Polypodium amorphum is a species of fern with the common name irregular polypody, which grows near the northwest coast of North America.

==Description==
Polypodium amorphum grows from a creeping rhizome, usually creeping along rock crevices. The rhizome has light brown scales that darken with age. The leaves arise singly from the rhizome (not forming a centralized tuft) and are up to 30 cm but usually much shorter. The petiole is slender, to 1.5 mm diam. Leaf blades are oblong to rarely deltate, up to 4 cm wide, somewhat leathery. The rachis is sparsely scaly to glabrous. Pinnule margins are entire to crenulate, with the apex rounded to broadly acute. The leaflets are usually shorter and more rounded than other Polypodium ferns that share its range.
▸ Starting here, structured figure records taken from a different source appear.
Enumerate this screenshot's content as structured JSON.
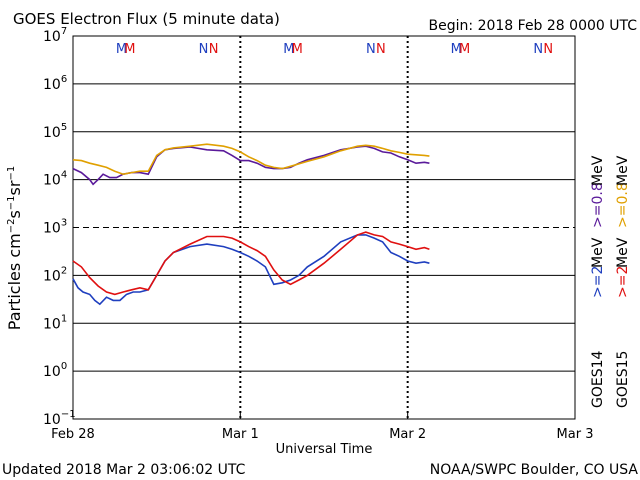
{
  "header": {
    "title": "GOES Electron Flux (5 minute data)",
    "begin": "Begin: 2018 Feb 28 0000 UTC"
  },
  "footer": {
    "updated": "Updated 2018 Mar  2 03:06:02 UTC",
    "credit": "NOAA/SWPC Boulder, CO USA"
  },
  "colors": {
    "goes14_high": "#1f3fbf",
    "goes14_low": "#5a1a9a",
    "goes15_high": "#e01010",
    "goes15_low": "#e0a000"
  },
  "chart_data": {
    "type": "line",
    "title": "GOES Electron Flux (5 minute data)",
    "xlabel": "Universal Time",
    "ylabel": "Particles cm-2s-1sr-1",
    "yscale": "log",
    "ylim": [
      0.1,
      10000000
    ],
    "xlim_days": [
      0,
      3
    ],
    "x_ticks": [
      "Feb 28",
      "Mar 1",
      "Mar 2",
      "Mar 3"
    ],
    "y_ticks": [
      {
        "base": "10",
        "exp": "7"
      },
      {
        "base": "10",
        "exp": "6"
      },
      {
        "base": "10",
        "exp": "5"
      },
      {
        "base": "10",
        "exp": "4"
      },
      {
        "base": "10",
        "exp": "3"
      },
      {
        "base": "10",
        "exp": "2"
      },
      {
        "base": "10",
        "exp": "1"
      },
      {
        "base": "10",
        "exp": "0"
      },
      {
        "base": "10",
        "exp": "−1"
      }
    ],
    "threshold": 1000,
    "markers": [
      {
        "label": "M",
        "x_days": 0.29,
        "satellite": "GOES14"
      },
      {
        "label": "M",
        "x_days": 0.34,
        "satellite": "GOES15"
      },
      {
        "label": "N",
        "x_days": 0.78,
        "satellite": "GOES14"
      },
      {
        "label": "N",
        "x_days": 0.84,
        "satellite": "GOES15"
      },
      {
        "label": "M",
        "x_days": 1.29,
        "satellite": "GOES14"
      },
      {
        "label": "M",
        "x_days": 1.34,
        "satellite": "GOES15"
      },
      {
        "label": "N",
        "x_days": 1.78,
        "satellite": "GOES14"
      },
      {
        "label": "N",
        "x_days": 1.84,
        "satellite": "GOES15"
      },
      {
        "label": "M",
        "x_days": 2.29,
        "satellite": "GOES14"
      },
      {
        "label": "M",
        "x_days": 2.34,
        "satellite": "GOES15"
      },
      {
        "label": "N",
        "x_days": 2.78,
        "satellite": "GOES14"
      },
      {
        "label": "N",
        "x_days": 2.84,
        "satellite": "GOES15"
      }
    ],
    "legend": {
      "GOES14": {
        "name": "GOES14",
        "high": ">=2",
        "low": ">=0.8",
        "unit": "MeV"
      },
      "GOES15": {
        "name": "GOES15",
        "high": ">=2",
        "low": ">=0.8",
        "unit": "MeV"
      }
    },
    "series": [
      {
        "name": "GOES14 >=0.8 MeV",
        "color": "#5a1a9a",
        "x": [
          0.0,
          0.05,
          0.1,
          0.12,
          0.15,
          0.18,
          0.22,
          0.26,
          0.3,
          0.35,
          0.4,
          0.45,
          0.5,
          0.55,
          0.6,
          0.7,
          0.8,
          0.9,
          0.95,
          1.0,
          1.05,
          1.1,
          1.15,
          1.2,
          1.25,
          1.3,
          1.35,
          1.4,
          1.5,
          1.6,
          1.7,
          1.75,
          1.8,
          1.85,
          1.9,
          1.95,
          2.0,
          2.05,
          2.1,
          2.13
        ],
        "y": [
          17000,
          14000,
          10000,
          8000,
          10000,
          13000,
          11000,
          11000,
          13000,
          14000,
          14000,
          13000,
          30000,
          42000,
          45000,
          48000,
          42000,
          40000,
          32000,
          25000,
          25000,
          22000,
          18000,
          17000,
          17000,
          18000,
          22000,
          26000,
          32000,
          42000,
          48000,
          50000,
          45000,
          38000,
          36000,
          30000,
          26000,
          22000,
          23000,
          22000
        ]
      },
      {
        "name": "GOES15 >=0.8 MeV",
        "color": "#e0a000",
        "x": [
          0.0,
          0.05,
          0.1,
          0.15,
          0.2,
          0.25,
          0.3,
          0.35,
          0.4,
          0.45,
          0.5,
          0.55,
          0.6,
          0.7,
          0.8,
          0.9,
          0.95,
          1.0,
          1.05,
          1.1,
          1.15,
          1.2,
          1.25,
          1.3,
          1.4,
          1.5,
          1.6,
          1.7,
          1.75,
          1.8,
          1.85,
          1.9,
          1.95,
          2.0,
          2.05,
          2.1,
          2.13
        ],
        "y": [
          26000,
          25000,
          22000,
          20000,
          18000,
          15000,
          13000,
          14000,
          15000,
          15000,
          32000,
          42000,
          46000,
          50000,
          55000,
          50000,
          45000,
          38000,
          30000,
          25000,
          20000,
          18000,
          17000,
          19000,
          24000,
          30000,
          40000,
          50000,
          52000,
          50000,
          45000,
          40000,
          37000,
          34000,
          33000,
          32000,
          31000
        ]
      },
      {
        "name": "GOES14 >=2 MeV",
        "color": "#1f3fbf",
        "x": [
          0.0,
          0.03,
          0.06,
          0.1,
          0.13,
          0.16,
          0.2,
          0.24,
          0.28,
          0.32,
          0.36,
          0.4,
          0.45,
          0.5,
          0.55,
          0.6,
          0.7,
          0.8,
          0.9,
          0.95,
          1.0,
          1.05,
          1.1,
          1.15,
          1.2,
          1.25,
          1.3,
          1.35,
          1.4,
          1.5,
          1.6,
          1.7,
          1.75,
          1.8,
          1.85,
          1.9,
          1.95,
          2.0,
          2.05,
          2.1,
          2.13
        ],
        "y": [
          85,
          55,
          45,
          40,
          30,
          25,
          35,
          30,
          30,
          40,
          45,
          45,
          50,
          100,
          200,
          300,
          400,
          450,
          400,
          350,
          300,
          250,
          200,
          150,
          65,
          70,
          80,
          100,
          150,
          250,
          500,
          700,
          700,
          600,
          500,
          300,
          250,
          200,
          180,
          190,
          180
        ]
      },
      {
        "name": "GOES15 >=2 MeV",
        "color": "#e01010",
        "x": [
          0.0,
          0.05,
          0.1,
          0.15,
          0.2,
          0.25,
          0.3,
          0.35,
          0.4,
          0.45,
          0.5,
          0.55,
          0.6,
          0.7,
          0.8,
          0.9,
          0.95,
          1.0,
          1.05,
          1.1,
          1.15,
          1.2,
          1.25,
          1.3,
          1.35,
          1.4,
          1.5,
          1.6,
          1.7,
          1.75,
          1.8,
          1.85,
          1.9,
          1.95,
          2.0,
          2.05,
          2.1,
          2.13
        ],
        "y": [
          200,
          150,
          90,
          60,
          45,
          40,
          45,
          50,
          55,
          50,
          100,
          200,
          300,
          450,
          650,
          650,
          600,
          500,
          400,
          330,
          250,
          130,
          80,
          65,
          80,
          100,
          180,
          350,
          700,
          800,
          700,
          650,
          500,
          450,
          400,
          350,
          380,
          350
        ]
      }
    ]
  }
}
Sori are usually apparent from the top of the leaflets as bump-like protrusions. On the leaf underside, sori are midway between pinnule margin and midrib to nearly marginal, less than 3 mm in diameter, circular when immature. Sporangiasters with abundant glands are present nestled among the sporangia in spring and early summer, but are very small and can be seen only with close inspection with magnification. Polypodium amorphum differs from the similar Polypodium hesperium in having leaves that persist for two years and in the presence of sporangiasters.

==Range==
This fern is native to the Pacific Northwest of North America, ranging from southern British Columbia to northern Oregon. It grows in the Olympics and on both sides of the Cascade crest, but on the drier (east) side only in damper spots at high elevation.

==Habitat==
Polypodium amorphum grows mostly in moist rock crevices in mountains up to the subalpine zone.